How might these data be analyzed?

Perform a T-Test

describe(patient)

##              vars n mean   sd median trimmed  mad min max range skew kurtosis
## first_group     1 7 6.00 3.61      5    6.00 1.48   2  13    11 0.82    -0.71
## second_group    2 8 2.62 2.50      2    2.62 1.48   0   8     8 1.04    -0.14
##                se
## first_group  1.36
## second_group 0.89

Check Assumption

the data observation is not dependent to each other
The variance are almost same(we will observe that)
The data is use random sampling techniques
The data is normally distributed(make an observation about it)

Homogeneity of Variances

ratio <- var(first_group, na.rm = T) / var(second_group)
ratio

## [1] 2.074074

Since this ratio is less than 4, we could assume that the variances between the two groups are approximately equal.

View if the data is normally distributed

fg_density <- patient %>% 
  drop_na(first_group) %>% 
  ggplot(aes(first_group))+
  geom_density(fill = "orange", color = "orange", alpha = .5 )+
  geom_vline(xintercept = 6, color = "orange", lty = 2, lwd =1)+
  geom_text(aes(x = 8.5, y =0.14, label = "Mean of hours of relief\n6.00 hours"), size = 3)+
  theme_bw()+
  labs(
    title = "first Group Distribution",
    subtitle = "skew = 0.82\nThe distribution is approximately normal\n becuase the skew value is\n roughly around 0",
    x = "Hours of Relief"
  )

sg_density <- patient %>% 
  ggplot(aes(second_group))+
  geom_density(fill = "blue", color = "blue", alpha = .5 )+
  geom_vline(xintercept = mean(second_group), color = "blue", lty = 2, lwd =1)+
  geom_text(aes(x = 4.5, y =0.20, label = "Mean of hours of relief\n2.62 hours"), size = 3)+
  theme_bw()+
  labs(
    title = "Second Group Distribution",
    subtitle = "skew = 1.04\nThe distrbution is not normal\nsince the skew value is positive",
    x = "Hours of Relief"
  )
  
((fg_density | sg_density)) &
  plot_annotation(
    title = "Distribution of Hours Of Relief in Two Groups ",
    theme = theme(plot.title = element_text(size = 15,
                                            color = "blue"))
  )

performa a T-Test to compare if thier a significant difference of mean in between two group

Since the normally distributed didn’t meet we will performed Mann Whitney U Test

my_test <-wilcox.test(first_group, second_group, exact = F)
my_test

## 
##  Wilcoxon rank sum test with continuity correction
## 
## data:  first_group and second_group
## W = 46.5, p-value = 0.03556
## alternative hypothesis: true location shift is not equal to 0

Conclusion

hypothesis testing: Ho: the mean of two groups is equal Ha: the mean of two groups is not equal

Since the p-value is less than 0.05 we failed to reject the null hypothesis, we can conclude now that both group have same distribution and the effect of pain relievers to first group is equal to the effect of pain relievers of second group.

Problem 2

A researcher was interested in the relationship between forearm length and, height. He measured the forearm lengths and heights of a sample of 16 women and obtained the following data. How might these data be (i) visualized and (ii) analyzed?

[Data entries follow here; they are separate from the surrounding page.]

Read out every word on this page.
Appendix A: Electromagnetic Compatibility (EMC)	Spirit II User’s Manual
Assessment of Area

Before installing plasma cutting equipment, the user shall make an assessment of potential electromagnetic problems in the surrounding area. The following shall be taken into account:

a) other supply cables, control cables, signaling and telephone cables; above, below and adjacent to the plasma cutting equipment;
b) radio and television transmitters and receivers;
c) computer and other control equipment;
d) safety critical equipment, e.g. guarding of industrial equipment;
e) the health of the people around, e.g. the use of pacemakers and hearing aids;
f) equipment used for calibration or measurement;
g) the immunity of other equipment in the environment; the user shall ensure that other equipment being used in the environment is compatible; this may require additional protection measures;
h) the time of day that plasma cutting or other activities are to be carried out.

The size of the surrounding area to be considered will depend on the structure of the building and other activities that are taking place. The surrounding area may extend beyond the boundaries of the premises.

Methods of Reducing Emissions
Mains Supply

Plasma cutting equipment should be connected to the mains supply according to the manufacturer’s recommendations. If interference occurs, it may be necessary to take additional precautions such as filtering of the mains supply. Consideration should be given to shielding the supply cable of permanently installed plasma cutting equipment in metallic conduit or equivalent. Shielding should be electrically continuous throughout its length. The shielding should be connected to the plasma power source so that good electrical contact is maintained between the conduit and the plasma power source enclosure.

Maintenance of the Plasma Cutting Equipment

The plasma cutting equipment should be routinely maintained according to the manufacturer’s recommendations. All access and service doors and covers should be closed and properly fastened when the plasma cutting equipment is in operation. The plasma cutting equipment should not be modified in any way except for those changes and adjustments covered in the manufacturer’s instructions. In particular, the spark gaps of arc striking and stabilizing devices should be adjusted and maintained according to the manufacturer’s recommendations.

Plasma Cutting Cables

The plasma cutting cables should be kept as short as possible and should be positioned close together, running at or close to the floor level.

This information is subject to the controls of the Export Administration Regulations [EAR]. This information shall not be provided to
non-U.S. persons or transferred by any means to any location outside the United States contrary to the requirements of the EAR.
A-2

height <- c(163,161,151,163,166,168,170,163,175,178,163,161,173,160,158,170)
length <- c(25.5,26,25,25,27.2,26,26,26,26,27,24.5,26,28,24.5,25,26)

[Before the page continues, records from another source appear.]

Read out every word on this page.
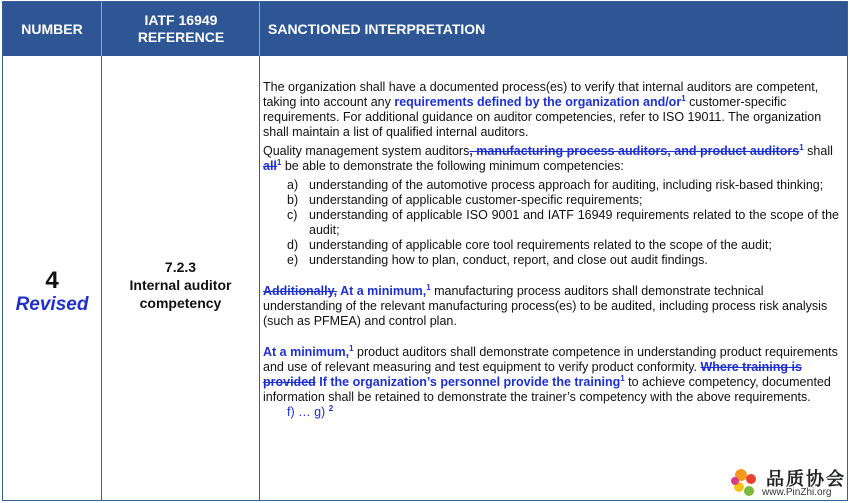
NUMBER
IATF 16949 REFERENCE
SANCTIONED INTERPRETATION
4
Revised
7.2.3
Internal auditor competency

The organization shall have a documented process(es) to verify that internal auditors are competent, taking into account any requirements defined by the organization and/$or^1$ customer-specific requirements. For additional guidance on auditor competencies, refer to ISO 19011. The organization shall maintain a list of qualified internal auditors.

Quality management system auditors, manufacturing process auditors, and product auditors$^1$ shall all$^1$ be able to demonstrate the following minimum competencies:

a) understanding of the automotive process approach for auditing, including risk-based thinking;
b) understanding of applicable customer-specific requirements;
c) understanding of applicable ISO 9001 and IATF 16949 requirements related to the scope of the audit;
d) understanding of applicable core tool requirements related to the scope of the audit;
e) understanding how to plan, conduct, report, and close out audit findings.

Additionally, At a minimum,$^1$ manufacturing process auditors shall demonstrate technical understanding of the relevant manufacturing process(es) to be audited, including process risk analysis (such as PFMEA) and control plan.

At a minimum,$^1$ product auditors shall demonstrate competence in understanding product requirements and use of relevant measuring and test equipment to verify product conformity. Where training is provided If the organization’s personnel provide the training$^1$ to achieve competency, documented information shall be retained to demonstrate the trainer’s competency with the above requirements.

f) … g) $^2$

品质协会
www.PinZhi.org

forearm <- data.frame(height, length)

plot the data

forearm %>% 
ggplot(aes(height, length, color = height))+
  scale_color_viridis_c()+
  geom_point(size = 3)+
  geom_smooth(method = lm, se = F)+
  theme_bw()

## `geom_smooth()` using formula 'y ~ x'

### Analyze The graph above have a positive linearity that going up and have some an outliers occurred.

Get Correlation coeffiecent

cor(forearm$length, forearm$height)

## [1] 0.656379

The r value is 0.66 which mean that the relationship between height and length is moderately positive strong or we can say that while height increasing there a change of forearm also increasing.